"Les journalistes savent très bien" Je me méfie de ce genre de généralisation. j’’ai croisé dans ma vie des gens qui m’ont dit "tu sais très bien que..." alors que je ne savais pas du tout très bien que... Mais à partir du moment où ils s’étaient convaincus de leur supposition, il était impossible de parler avec eux (ils ne parlaient plus qu’avec eux-mêmes, faisant les questions et les réponses en fonction de leur préjugés sur moi ou sur la catégorie dans laquelle ils m’avaient rangés).
"Là, je pense que cela arrange Elisabeth Levy de faire semblant de ne pas savoir." Je me méfie aussi des suppositions concernant les intentions que pourraient avoir les autres de "faire semblant de ne pas savoir" (imaginez que vous tombiez un jour entre les mains d’un juge qui procède de cette manière avec vous).
Mon hypothèse explicative est plus prudente : je pense qu’Elisabeth Lévy a des préjugés de classe qui crée des points aveugles (la corruption en France) et des défauts de proportions dans sa perception de la réalité (comme juger plus violent de casser une vitrine que de crever un oeil ou d’arracher une main).
Ce qui est difficile à estimer, c’est le point à partir duquel un préjugé de classe inconscient peut pousser à la malhonnêteté intellectuelle volontaire (c’est même une question métaphysique : est-on responsable de ne pas savoir ce que nous pourrions savoir si nous recherchions constamment la vérité avant tout autre chose ?) Ce qui est certain, c’est que nous devons d’abord nous poser cette question à notre propre sujet.
@maQiavel "Ainsi, pour E. Levy, puisqu’il n’y a pas de preuve de corruption, c’est la même chose qu’un travail d’influence d’une communauté culturelle, et c’est quelque chose qu’elle trouve normal."
Je ne l’entends pas dire cela de cette manière et je ne suis pas certain qu’elle se reconnaîtrait dans votre description de sa pensée.
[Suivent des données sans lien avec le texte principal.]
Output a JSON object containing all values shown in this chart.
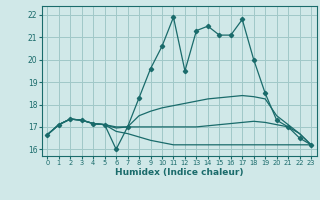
{
  "xlabel": "Humidex (Indice chaleur)",
  "xlim": [
    -0.5,
    23.5
  ],
  "ylim": [
    15.7,
    22.4
  ],
  "yticks": [
    16,
    17,
    18,
    19,
    20,
    21,
    22
  ],
  "xticks": [
    0,
    1,
    2,
    3,
    4,
    5,
    6,
    7,
    8,
    9,
    10,
    11,
    12,
    13,
    14,
    15,
    16,
    17,
    18,
    19,
    20,
    21,
    22,
    23
  ],
  "bg_color": "#d0e8e8",
  "grid_color": "#a0c8c8",
  "line_color": "#1a6b6b",
  "series": [
    [
      16.65,
      17.1,
      17.35,
      17.3,
      17.15,
      17.1,
      16.0,
      17.0,
      18.3,
      19.6,
      20.6,
      21.9,
      19.5,
      21.3,
      21.5,
      21.1,
      21.1,
      21.8,
      20.0,
      18.5,
      17.3,
      17.0,
      16.5,
      16.2
    ],
    [
      16.65,
      17.1,
      17.35,
      17.3,
      17.15,
      17.1,
      17.0,
      17.0,
      17.5,
      17.7,
      17.85,
      17.95,
      18.05,
      18.15,
      18.25,
      18.3,
      18.35,
      18.4,
      18.35,
      18.25,
      17.5,
      17.1,
      16.7,
      16.2
    ],
    [
      16.65,
      17.1,
      17.35,
      17.3,
      17.15,
      17.1,
      16.95,
      17.0,
      17.0,
      17.0,
      17.0,
      17.0,
      17.0,
      17.0,
      17.05,
      17.1,
      17.15,
      17.2,
      17.25,
      17.2,
      17.1,
      17.0,
      16.7,
      16.2
    ],
    [
      16.65,
      17.1,
      17.35,
      17.3,
      17.15,
      17.1,
      16.8,
      16.7,
      16.55,
      16.4,
      16.3,
      16.2,
      16.2,
      16.2,
      16.2,
      16.2,
      16.2,
      16.2,
      16.2,
      16.2,
      16.2,
      16.2,
      16.2,
      16.2
    ]
  ],
  "marker_series": [
    16.65,
    17.1,
    17.35,
    17.3,
    17.15,
    17.1,
    16.0,
    17.0,
    18.3,
    19.6,
    20.6,
    21.9,
    19.5,
    21.3,
    21.5,
    21.1,
    21.1,
    21.8,
    20.0,
    18.5,
    17.3,
    17.0,
    16.5,
    16.2
  ]
}
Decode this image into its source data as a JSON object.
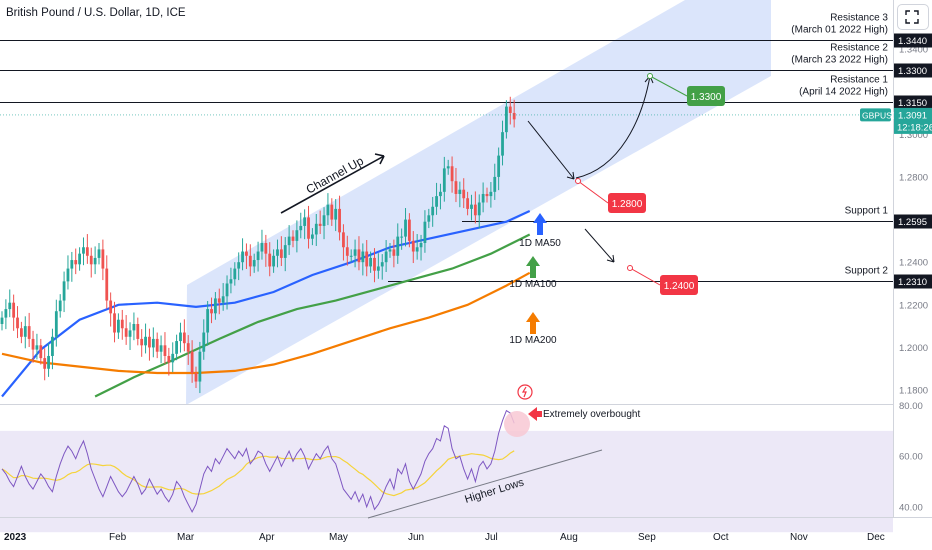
{
  "header": {
    "title": "British Pound / U.S. Dollar, 1D, ICE",
    "expand_icon": "fullscreen-icon"
  },
  "colors": {
    "channel": "#dbe5fb",
    "candle_up": "#26a69a",
    "candle_down": "#ef5350",
    "ma50": "#2962ff",
    "ma100": "#43a047",
    "ma200": "#f57c00",
    "rsi": "#7e57c2",
    "rsi_ma": "#f5d33a",
    "rsi_band": "#ece8f7",
    "green_label": "#43a047",
    "red_label": "#f23645"
  },
  "chart_data": [
    {
      "type": "candlestick",
      "symbol": "GBPUSD",
      "x_ticks": [
        "2023",
        "Feb",
        "Mar",
        "Apr",
        "May",
        "Jun",
        "Jul",
        "Aug",
        "Sep",
        "Oct",
        "Nov",
        "Dec"
      ],
      "y_ticks": [
        "1.3400",
        "1.3000",
        "1.2800",
        "1.2600",
        "1.2400",
        "1.2200",
        "1.2000",
        "1.1800"
      ],
      "ylim": [
        1.173,
        1.363
      ],
      "last_price": "1.3091",
      "countdown": "12:18:26",
      "levels": [
        {
          "name": "Resistance 3",
          "sub": "(March 01 2022 High)",
          "value": "1.3440"
        },
        {
          "name": "Resistance 2",
          "sub": "(March 23 2022 High)",
          "value": "1.3300"
        },
        {
          "name": "Resistance 1",
          "sub": "(April 14 2022 High)",
          "value": "1.3150"
        },
        {
          "name": "Support 1",
          "sub": "",
          "value": "1.2595"
        },
        {
          "name": "Support 2",
          "sub": "",
          "value": "1.2310"
        }
      ],
      "targets": [
        {
          "label": "1.3300",
          "price": 1.33
        },
        {
          "label": "1.2800",
          "price": 1.281
        },
        {
          "label": "1.2400",
          "price": 1.241
        }
      ],
      "moving_averages": [
        {
          "name": "1D MA50",
          "points": [
            [
              0,
              1.177
            ],
            [
              10,
              1.199
            ],
            [
              20,
              1.213
            ],
            [
              30,
              1.22
            ],
            [
              40,
              1.221
            ],
            [
              50,
              1.219
            ],
            [
              60,
              1.221
            ],
            [
              70,
              1.226
            ],
            [
              80,
              1.234
            ],
            [
              90,
              1.24
            ],
            [
              100,
              1.247
            ],
            [
              110,
              1.251
            ],
            [
              120,
              1.255
            ],
            [
              130,
              1.259
            ],
            [
              136,
              1.264
            ]
          ]
        },
        {
          "name": "1D MA100",
          "points": [
            [
              24,
              1.177
            ],
            [
              34,
              1.186
            ],
            [
              44,
              1.194
            ],
            [
              56,
              1.204
            ],
            [
              66,
              1.212
            ],
            [
              76,
              1.218
            ],
            [
              86,
              1.222
            ],
            [
              96,
              1.227
            ],
            [
              106,
              1.232
            ],
            [
              116,
              1.237
            ],
            [
              126,
              1.244
            ],
            [
              136,
              1.253
            ]
          ]
        },
        {
          "name": "1D MA200",
          "points": [
            [
              0,
              1.197
            ],
            [
              10,
              1.193
            ],
            [
              20,
              1.191
            ],
            [
              30,
              1.189
            ],
            [
              40,
              1.188
            ],
            [
              50,
              1.188
            ],
            [
              60,
              1.189
            ],
            [
              70,
              1.192
            ],
            [
              80,
              1.197
            ],
            [
              90,
              1.203
            ],
            [
              100,
              1.209
            ],
            [
              110,
              1.214
            ],
            [
              120,
              1.22
            ],
            [
              130,
              1.229
            ],
            [
              136,
              1.235
            ]
          ]
        }
      ],
      "annotations": [
        "Channel Up",
        "1D MA50",
        "1D MA100",
        "1D MA200"
      ],
      "closes": [
        1.214,
        1.218,
        1.221,
        1.214,
        1.209,
        1.205,
        1.21,
        1.204,
        1.199,
        1.201,
        1.195,
        1.19,
        1.196,
        1.205,
        1.217,
        1.222,
        1.231,
        1.237,
        1.241,
        1.239,
        1.244,
        1.247,
        1.243,
        1.239,
        1.242,
        1.246,
        1.237,
        1.222,
        1.216,
        1.207,
        1.213,
        1.209,
        1.205,
        1.208,
        1.211,
        1.204,
        1.201,
        1.205,
        1.2,
        1.204,
        1.198,
        1.201,
        1.196,
        1.193,
        1.197,
        1.203,
        1.207,
        1.202,
        1.198,
        1.188,
        1.184,
        1.198,
        1.207,
        1.218,
        1.216,
        1.223,
        1.221,
        1.224,
        1.23,
        1.232,
        1.237,
        1.24,
        1.245,
        1.243,
        1.238,
        1.241,
        1.245,
        1.249,
        1.244,
        1.238,
        1.243,
        1.246,
        1.242,
        1.248,
        1.252,
        1.25,
        1.255,
        1.257,
        1.261,
        1.251,
        1.253,
        1.258,
        1.257,
        1.262,
        1.267,
        1.26,
        1.265,
        1.254,
        1.247,
        1.243,
        1.243,
        1.246,
        1.24,
        1.245,
        1.238,
        1.242,
        1.236,
        1.238,
        1.24,
        1.245,
        1.246,
        1.243,
        1.252,
        1.252,
        1.26,
        1.25,
        1.245,
        1.247,
        1.249,
        1.259,
        1.262,
        1.266,
        1.271,
        1.273,
        1.284,
        1.285,
        1.278,
        1.272,
        1.274,
        1.27,
        1.265,
        1.267,
        1.262,
        1.268,
        1.272,
        1.271,
        1.273,
        1.28,
        1.29,
        1.301,
        1.313,
        1.31,
        1.307
      ],
      "rsi": {
        "y_ticks": [
          "80.00",
          "60.00",
          "40.00"
        ],
        "ylim": [
          36,
          81
        ],
        "band": [
          30,
          70
        ],
        "annotations": [
          "Extremely overbought",
          "Higher Lows"
        ]
      }
    }
  ]
}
Si elle tient ce raisonnement, c’est un sophisme grossier ou bien elle est débile. De toute manière le lobbying est selon moi intolérable sous quelque forme que ce soit. Même sa définition courante la plus complaisante est très proche de celle du complot contre la nation et la population. https://www.journaldunet.fr/business/dictionnaire-economique-et-financier/1198953-lobbying-definition-traduction/ "Son action est souvent discrète et indirecte. Elle s’appuie sur une bonne connaissance des circuits décisionnels et sur la constitution de vastes réseaux. En exerçant une pression et en jouant de leur influence sur les décideurs, les lobbyistes visent ainsi à influencer la mise en place de nouvelles législations qui leur sont favorables."
Bref, c’est un complot contre la démocratie.
Proposition de loi Belenos (ébauche) : Sont considérées comme des organisations criminelles les groupes de pressions organisés en réseaux occultes visant à influencer les décideurs politiques, de quelque manière que ce soit, pour obtenir des législations qui leur sont favorables. La personne jugée coupable de participation à une telle organisation à titre actif ou passif encourt une peine maximale de 10 ans de prison et une amende pouvant atteindre 1 000 000 d’euros (peines et amendes actuelles sanctionnant la corruption).
Elle dit clairement ici que le conseil constitutionnel ne doit pas être accusé d’être corrompu sans preuve et qu’elle ne croit pas du tout que cette corruption soit évidente, au contraire d’Etienne Chouard. https://www.youtube.com/watch?time_continue=169&v=Vh7lAD0ucu4
Elle fait donc bien la différence entre la corruption active style valise de billets ou carte bancaire bien garnie (à laquelle elle ne croit pas MAIS qu’elle condamnerait sans doute) et le travail d’influence des communautés culturelles (juifs, homos) dont elle parle plus loin (qui, lui, est évident pour elle et, de plus, non problématique pour elle).